The U.S. DOE commissioned a study by the National Academies of Engineering to review the hydrogen initiative, and it has recently released a draft of its report . This report bluntly points out the serious challenges facing fuel cells and notes that it is unlikely they will have a signifi- cant effect on oil imports or CO2 emissions during the next 25 years. However, this report still only takes cautious steps and fails to appreciate the urgency of the need for viable energy alternatives - possibly because it was completed before major reserves overstatements by several large energy firms had surfaced and before the DOE/EIA had begun to admit that serious oil and gas shortages may develop within several years.
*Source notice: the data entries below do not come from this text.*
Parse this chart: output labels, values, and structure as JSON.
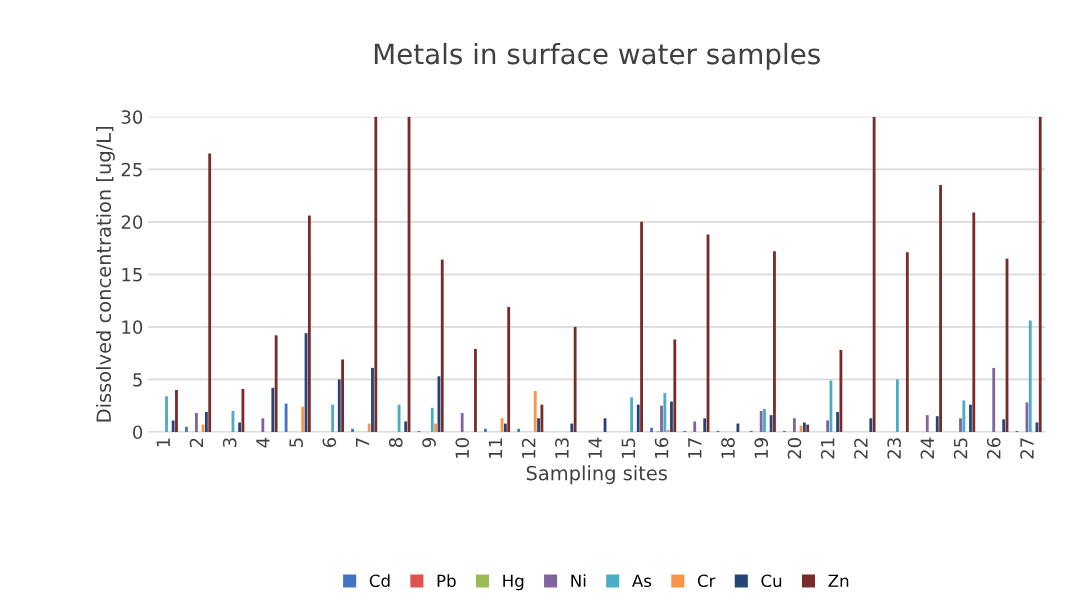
{
  "chart_data": {
    "type": "bar",
    "title": "Metals in surface water samples",
    "xlabel": "Sampling sites",
    "ylabel": "Dissolved concentration [ug/L]",
    "categories": [
      "1",
      "2",
      "3",
      "4",
      "5",
      "6",
      "7",
      "8",
      "9",
      "10",
      "11",
      "12",
      "13",
      "14",
      "15",
      "16",
      "17",
      "18",
      "19",
      "20",
      "21",
      "22",
      "23",
      "24",
      "25",
      "26",
      "27"
    ],
    "series": [
      {
        "name": "Cd",
        "color": "#4472c4",
        "values": [
          null,
          0.5,
          null,
          null,
          2.7,
          null,
          0.3,
          null,
          0.1,
          null,
          0.3,
          0.3,
          null,
          null,
          null,
          0.4,
          0.1,
          0.1,
          0.1,
          0.1,
          null,
          null,
          null,
          null,
          null,
          null,
          0.1
        ]
      },
      {
        "name": "Pb",
        "color": "#e0524f",
        "values": [
          null,
          null,
          null,
          null,
          null,
          null,
          null,
          null,
          null,
          null,
          null,
          null,
          null,
          null,
          null,
          null,
          null,
          null,
          null,
          null,
          null,
          null,
          null,
          null,
          null,
          null,
          null
        ]
      },
      {
        "name": "Hg",
        "color": "#9bbb59",
        "values": [
          null,
          null,
          null,
          null,
          null,
          null,
          null,
          null,
          null,
          null,
          null,
          null,
          null,
          null,
          null,
          0.1,
          null,
          null,
          null,
          null,
          null,
          null,
          null,
          null,
          null,
          null,
          null
        ]
      },
      {
        "name": "Ni",
        "color": "#8064a2",
        "values": [
          null,
          1.8,
          null,
          1.3,
          null,
          null,
          null,
          null,
          null,
          1.8,
          null,
          null,
          null,
          null,
          null,
          2.5,
          1.0,
          null,
          2.0,
          1.3,
          1.1,
          null,
          null,
          1.6,
          1.3,
          6.1,
          2.8
        ]
      },
      {
        "name": "As",
        "color": "#4bacc6",
        "values": [
          3.4,
          null,
          2.0,
          null,
          null,
          2.6,
          null,
          2.6,
          2.3,
          null,
          null,
          null,
          null,
          null,
          3.3,
          3.7,
          null,
          null,
          2.2,
          null,
          4.9,
          null,
          5.0,
          null,
          3.0,
          null,
          10.6
        ]
      },
      {
        "name": "Cr",
        "color": "#f79646",
        "values": [
          null,
          0.7,
          null,
          null,
          2.4,
          null,
          0.8,
          null,
          0.8,
          null,
          1.3,
          3.9,
          null,
          null,
          null,
          0.2,
          null,
          null,
          null,
          0.6,
          null,
          null,
          null,
          null,
          null,
          null,
          null
        ]
      },
      {
        "name": "Cu",
        "color": "#264478",
        "values": [
          1.1,
          1.9,
          0.9,
          4.2,
          9.4,
          5.0,
          6.1,
          1.0,
          5.3,
          null,
          0.8,
          1.3,
          0.8,
          1.3,
          2.6,
          2.9,
          1.3,
          0.8,
          1.6,
          0.9,
          1.9,
          1.3,
          null,
          1.5,
          2.6,
          1.2,
          0.9
        ]
      },
      {
        "name": "Zn",
        "color": "#772c2a",
        "values": [
          4.0,
          26.5,
          4.1,
          9.2,
          20.6,
          6.9,
          30,
          30,
          16.4,
          7.9,
          11.9,
          2.6,
          10.0,
          null,
          20.0,
          8.8,
          18.8,
          null,
          17.2,
          0.7,
          7.8,
          30,
          17.1,
          23.5,
          20.9,
          16.5,
          30
        ]
      }
    ],
    "ylim": [
      0,
      30
    ],
    "yticks": [
      0,
      5,
      10,
      15,
      20,
      25,
      30
    ],
    "grid": "y",
    "legend": "bottom"
  }
}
The evidence for both an impending energy disaster and a climate disaster if we do not respond in meaningful ways is becoming irrefutable, and the scientific case against hydrogen is also now undeniable. Five years from now, in hindsight, the hydrogen program will look more like a ruse then naive scientific exuberance if major changes in energy programs are not forthcoming in response to these scientific challenges. Simply changing priorities in existing hydrogen R&D programs will not bring a useful solution within 30 years and probably not within 70 years, as futuristic energy technology projections beyond five years by scientific organizations have a history of being overly optimistic. (For example, controlled fusion has been 40 years away for the past 50 years.) We must rapidly ramp up all promising renewable options available if we are to be prepared for the likelihood of $70/bbl oil and major climate shifts in the not-too-distant future. Major investments are needed into bio-methanol, cellulosic ethanol, advanced biodiesel crops, mixed-alcohols, high-oil algae, and advanced catalysts for biofuels from bio-syngas. It's time we start putting some serious money into real options for renewable energy to address global warming and our future transportation needs.